To use the following characters as ignoredDelimiters
and not token separators, a SIT that matches the corresponding format needs to be associated with the field. For example, a SIT that detects a multi-word string with dashes in it needs to be associated with the LastName
field.
- .
- ;
- !
- ?
- \
It's possible to associate SITs with secondary elements using PowerShell.
Define the schema in XML format (similar to the following example). Name this schema file edm.xml and then configure it such that, for each column in the sensitive information source table, there's a line that uses the syntax:
\<Field name="" searchable=""/\>
.- Use column names for Field name values.
- Use
searchable="true"
for the fields that you want to be searchable and primary fields up to a maximum of five fields.
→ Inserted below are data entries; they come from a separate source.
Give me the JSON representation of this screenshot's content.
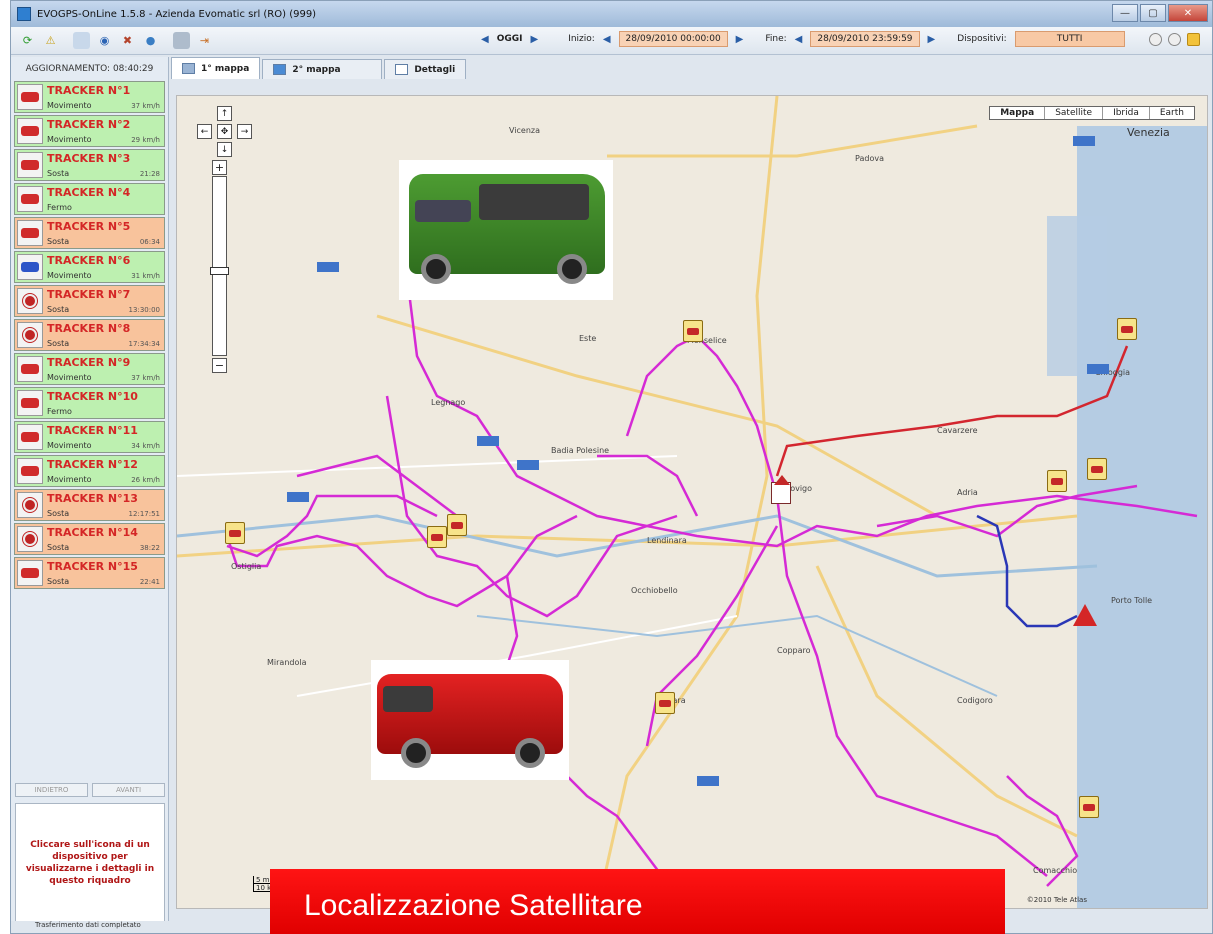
{
  "window": {
    "title": "EVOGPS-OnLine 1.5.8 - Azienda Evomatic srl (RO) (999)"
  },
  "toolbar": {
    "today_label": "OGGI",
    "start_label": "Inizio:",
    "start_value": "28/09/2010 00:00:00",
    "end_label": "Fine:",
    "end_value": "28/09/2010 23:59:59",
    "devices_label": "Dispositivi:",
    "devices_value": "TUTTI"
  },
  "sidebar": {
    "update_label": "AGGIORNAMENTO: 08:40:29",
    "trackers": [
      {
        "name": "TRACKER N°1",
        "status": "Movimento",
        "speed": "37 km/h",
        "color": "green",
        "icon": "car"
      },
      {
        "name": "TRACKER N°2",
        "status": "Movimento",
        "speed": "29 km/h",
        "color": "green",
        "icon": "car"
      },
      {
        "name": "TRACKER N°3",
        "status": "Sosta",
        "speed": "21:28",
        "color": "green",
        "icon": "car"
      },
      {
        "name": "TRACKER N°4",
        "status": "Fermo",
        "speed": "",
        "color": "green",
        "icon": "car"
      },
      {
        "name": "TRACKER N°5",
        "status": "Sosta",
        "speed": "06:34",
        "color": "orange",
        "icon": "car"
      },
      {
        "name": "TRACKER N°6",
        "status": "Movimento",
        "speed": "31 km/h",
        "color": "green",
        "icon": "car-blue"
      },
      {
        "name": "TRACKER N°7",
        "status": "Sosta",
        "speed": "13:30:00",
        "color": "orange",
        "icon": "round"
      },
      {
        "name": "TRACKER N°8",
        "status": "Sosta",
        "speed": "17:34:34",
        "color": "orange",
        "icon": "round"
      },
      {
        "name": "TRACKER N°9",
        "status": "Movimento",
        "speed": "37 km/h",
        "color": "green",
        "icon": "car"
      },
      {
        "name": "TRACKER N°10",
        "status": "Fermo",
        "speed": "",
        "color": "green",
        "icon": "car"
      },
      {
        "name": "TRACKER N°11",
        "status": "Movimento",
        "speed": "34 km/h",
        "color": "green",
        "icon": "car"
      },
      {
        "name": "TRACKER N°12",
        "status": "Movimento",
        "speed": "26 km/h",
        "color": "green",
        "icon": "car"
      },
      {
        "name": "TRACKER N°13",
        "status": "Sosta",
        "speed": "12:17:51",
        "color": "orange",
        "icon": "round"
      },
      {
        "name": "TRACKER N°14",
        "status": "Sosta",
        "speed": "38:22",
        "color": "orange",
        "icon": "round"
      },
      {
        "name": "TRACKER N°15",
        "status": "Sosta",
        "speed": "22:41",
        "color": "orange",
        "icon": "car"
      }
    ],
    "prev_label": "INDIETRO",
    "next_label": "AVANTI",
    "info_text": "Cliccare sull'icona di un dispositivo per visualizzarne i dettagli in questo riquadro"
  },
  "tabs": [
    {
      "label": "1° mappa"
    },
    {
      "label": "2° mappa"
    },
    {
      "label": "Dettagli"
    }
  ],
  "map": {
    "types": [
      "Mappa",
      "Satellite",
      "Ibrida",
      "Earth"
    ],
    "scale_top": "5 mi",
    "scale_bottom": "10 km",
    "copyright": "©2010 Tele Atlas",
    "cities": [
      {
        "name": "Venezia",
        "big": true
      },
      {
        "name": "Padova",
        "big": false
      },
      {
        "name": "Vicenza",
        "big": false
      },
      {
        "name": "Chioggia",
        "big": false
      },
      {
        "name": "Rovigo",
        "big": false
      },
      {
        "name": "Adria",
        "big": false
      },
      {
        "name": "Porto Tolle",
        "big": false
      },
      {
        "name": "Ferrara",
        "big": false
      },
      {
        "name": "Lendinara",
        "big": false
      },
      {
        "name": "Legnago",
        "big": false
      },
      {
        "name": "Este",
        "big": false
      },
      {
        "name": "Monselice",
        "big": false
      },
      {
        "name": "Cavarzere",
        "big": false
      },
      {
        "name": "Codigoro",
        "big": false
      },
      {
        "name": "Comacchio",
        "big": false
      },
      {
        "name": "Ostiglia",
        "big": false
      },
      {
        "name": "Badia Polesine",
        "big": false
      },
      {
        "name": "Occhiobello",
        "big": false
      },
      {
        "name": "Copparo",
        "big": false
      },
      {
        "name": "Mirandola",
        "big": false
      }
    ]
  },
  "banner": {
    "text": "Localizzazione Satellitare"
  },
  "status": {
    "text": "Trasferimento dati completato"
  }
}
At least one field must be searchable.
As an example, the following XML file defines the schema for a patient records database, with five fields specified as searchable:
PatientID
,MRN
,SSN
,Phone
, andDOB
.(You can copy, modify, and use our example.)
<EdmSchema xmlns="http://schemas.microsoft.com/office/2018/edm"> <DataStore name="PatientRecords" description="Schema for patient records" version="1"> <Field name="PatientID" searchable="true" caseInsensitive="true" ignoredDelimiters="-,/,*,#,^" /> <Field name="MRN" searchable="true" /> <Field name="FirstName" /> <Field name="LastName" /> <Field name="SSN" searchable="true" /> <Field name="Phone" searchable="true" /> <Field name="DOB" searchable="true" /> <Field name="Gender" /> <Field name="Address" /> </DataStore> </EdmSchema>
Once you have created the EDM schema file in XML format, you have to upload it to the cloud service.
To upload the database schema, run the following command:
New-DlpEdmSchema -FileData ([System.IO.File]::ReadAllBytes('.\\edm.xml')) -Confirm:$true
You'll be prompted to confirm, as follows:
Confirm
Are you sure you want to perform this action?
New EDM Schema for the data store 'patientrecords' will be imported.
[Y] Yes [A] Yes to All [N] No [L] No to All [?] Help (default is "Y"):
Tip
If you want your changes to occur without confirmation, don't use
-Confirm:$true
in Step 3.
Note
It can take between 10-60 minutes to update the EDMSchema with additions. The update must complete before you execute steps that use the additions.